I'd like to meet Tim Carey, though.

I also saw 'Vanishing Point' recently and was surprised to have not seen it before- it's a feast for the eyes. It seems to epitomise a new kind of anti-hero in the shape of the ordinary looking Barry Newman (who i think did his best wotk playing a lawyer on TV). It's a fillum that you must'nt on any account try to UNDERSTAND, just absorb his visual journey and it's sweeping grandeur, i reckon it's a kind of sub 'Easy Rider' swapping a supercharged corvette for bikes.

The Kowalski character is explained in flashbacks, drawing the viewer in slowly as to what makes him tick. I'd love to know who featured musically on the track, there are some superb rock tracks. The version i saw lacked the scene with Charlotte Rampling playing a Hitchiker, don't know if i've missed much there. And Cleavon Little looks a lot unlike Stevie Wonder !!!

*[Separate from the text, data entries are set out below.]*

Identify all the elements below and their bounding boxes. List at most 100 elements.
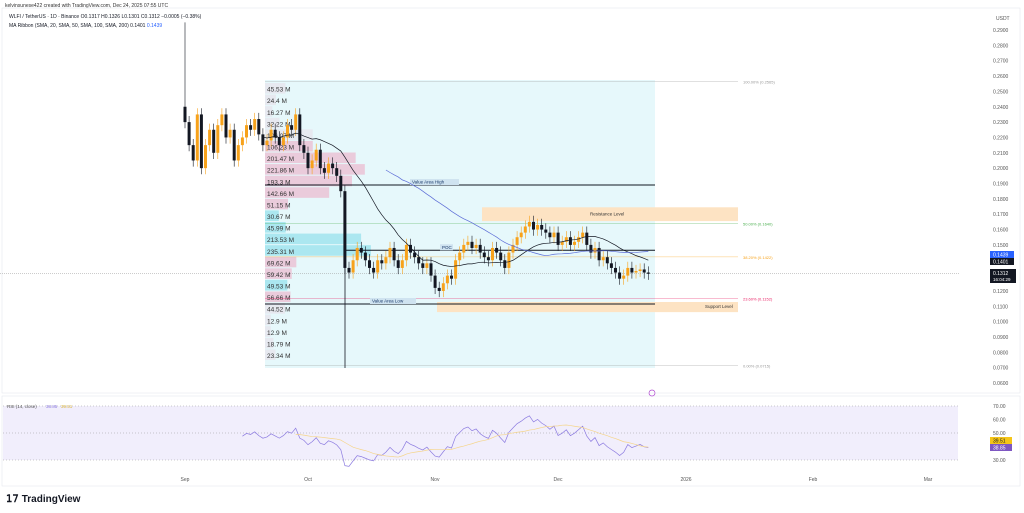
- candle-body: [552, 232, 556, 238]
- volume-profile-label: 193.3 M: [267, 179, 291, 186]
- x-tick: Dec: [554, 477, 563, 483]
- volume-profile-label: 106.07 M: [267, 133, 294, 140]
- candle-body: [220, 114, 224, 126]
- volume-profile-label: 16.27 M: [267, 110, 291, 117]
- value-area-box: [265, 80, 655, 368]
- candle-body: [544, 229, 548, 233]
- candle-body: [363, 252, 367, 261]
- price-pane-border: [1, 7, 1021, 394]
- volume-profile-label: 142.66 M: [267, 191, 294, 198]
- volume-profile-bar: [265, 187, 330, 198]
- volume-profile-bar: [265, 222, 286, 233]
- candle-body: [532, 221, 535, 230]
- y-tick: 0.2100: [993, 151, 1009, 157]
- candle-body: [191, 145, 195, 161]
- candle-body: [425, 263, 429, 268]
- candle-body: [216, 125, 220, 153]
- sma-50-line: [385, 169, 649, 257]
- candle-body: [593, 247, 597, 253]
- candle-body: [396, 260, 400, 268]
- candle-body: [577, 237, 581, 242]
- vah-label-bg: [410, 179, 459, 186]
- candle-body: [642, 269, 646, 273]
- volume-profile-bar: [265, 106, 273, 117]
- credit-line: kelvinsunese422 created with TradingView…: [5, 3, 169, 9]
- ma-legend[interactable]: MA Ribbon (SMA, 20, SMA, 50, SMA, 100, S…: [9, 23, 162, 29]
- candle-body: [548, 232, 552, 238]
- candle-body: [331, 163, 335, 169]
- candle-body: [597, 247, 601, 261]
- y-tick: 0.1700: [993, 212, 1009, 218]
- candle-body: [634, 270, 638, 273]
- candle-body: [527, 221, 531, 227]
- candle-body: [433, 275, 437, 288]
- ma-black-badge-text: 0.1401: [993, 260, 1009, 266]
- x-tick: Feb: [809, 477, 818, 483]
- val-label-bg: [370, 297, 416, 304]
- candle-body: [253, 119, 257, 130]
- candle-body: [429, 263, 433, 276]
- candle-body: [458, 252, 462, 261]
- candle-body: [236, 145, 240, 161]
- candle-body: [540, 224, 544, 230]
- candle-body: [400, 260, 404, 268]
- candle-body: [380, 260, 384, 264]
- volume-profile-bar: [265, 256, 297, 268]
- y-tick: 0.2200: [993, 135, 1009, 141]
- tv-logo-icon: 𝟣𝟩: [6, 494, 19, 505]
- x-tick: 2026: [680, 477, 691, 483]
- symbol-legend[interactable]: WLFI / TetherUS · 1D · Binance O0.1317 H…: [9, 14, 202, 20]
- last-price-text: 0.1312: [993, 271, 1009, 277]
- volume-profile-label: 32.22 M: [267, 121, 291, 128]
- volume-profile-label: 12.9 M: [267, 318, 287, 325]
- candle-body: [519, 232, 523, 238]
- rsi-value: 38.85: [46, 404, 58, 409]
- volume-profile-label: 59.42 M: [267, 272, 291, 279]
- rsi-tick: 30.00: [993, 458, 1006, 464]
- candle-body: [581, 232, 585, 238]
- volume-profile-bar: [265, 245, 371, 256]
- candle-body: [511, 244, 515, 253]
- candle-body: [638, 269, 642, 271]
- volume-profile-bar: [265, 175, 352, 187]
- candle-body: [491, 247, 494, 261]
- candle-body: [495, 247, 499, 253]
- candle-body: [474, 244, 478, 248]
- candle-body: [409, 244, 412, 253]
- candle-body: [310, 160, 314, 169]
- candle-body: [314, 149, 318, 161]
- y-tick: 0.2600: [993, 74, 1009, 80]
- candle-body: [445, 275, 449, 284]
- y-tick: 0.2900: [993, 28, 1009, 34]
- fib-label: 38.20% (0.1422): [743, 255, 773, 260]
- support-label: Support Level: [705, 304, 733, 309]
- ma-legend-text: MA Ribbon (SMA, 20, SMA, 50, SMA, 100, S…: [9, 23, 146, 29]
- candle-body: [286, 125, 289, 138]
- volume-profile-bar: [265, 198, 289, 210]
- rsi-line: [242, 415, 649, 467]
- volume-profile-label: 235.31 M: [267, 249, 294, 256]
- candle-body: [454, 260, 458, 279]
- sma-20-line: [262, 132, 649, 267]
- candle-body: [630, 267, 634, 273]
- candle-body: [249, 125, 253, 130]
- candle-body: [355, 247, 359, 261]
- val-label: Value Area Low: [372, 298, 404, 303]
- candle-body: [388, 247, 392, 258]
- volume-profile-bar: [265, 337, 274, 349]
- candle-body: [335, 168, 339, 176]
- candle-body: [499, 252, 503, 261]
- support-zone: [437, 302, 738, 313]
- candle-body: [208, 129, 212, 146]
- y-tick: 0.1600: [993, 228, 1009, 234]
- candle-body: [421, 263, 425, 268]
- resistance-zone: [482, 207, 738, 222]
- candle-body: [601, 257, 605, 261]
- volume-profile-label: 30.67 M: [267, 214, 291, 221]
- fib-label: 0.00% (0.0715): [743, 363, 771, 368]
- candle-body: [503, 260, 507, 268]
- candle-body: [306, 152, 310, 169]
- y-tick: 0.2300: [993, 120, 1009, 126]
- poc-label-bg: [440, 244, 453, 251]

ps. Was Nigel Tufnell a left arm spinner ?

Easy Rider is rubbish, too. Great period piece and all that. You know, with all the social implications etc, blah, blah, blah. Great music, too.

But a pox fillum.

Harry Dean Stanton was a better hitch-hiker in Two Lane Blacktop. And while having some faults, it's a better fillum than both Easy Rider and Vanishing Point.

Harry Dean Stanton is one of the more interesting character actors of recent times , love his work.

Harry Dean is a gun. A fiend of mine called his son Harry Dean. Good choice, I said.

He's been in many, many great fillums and I've seen his band play, too. Top night, that.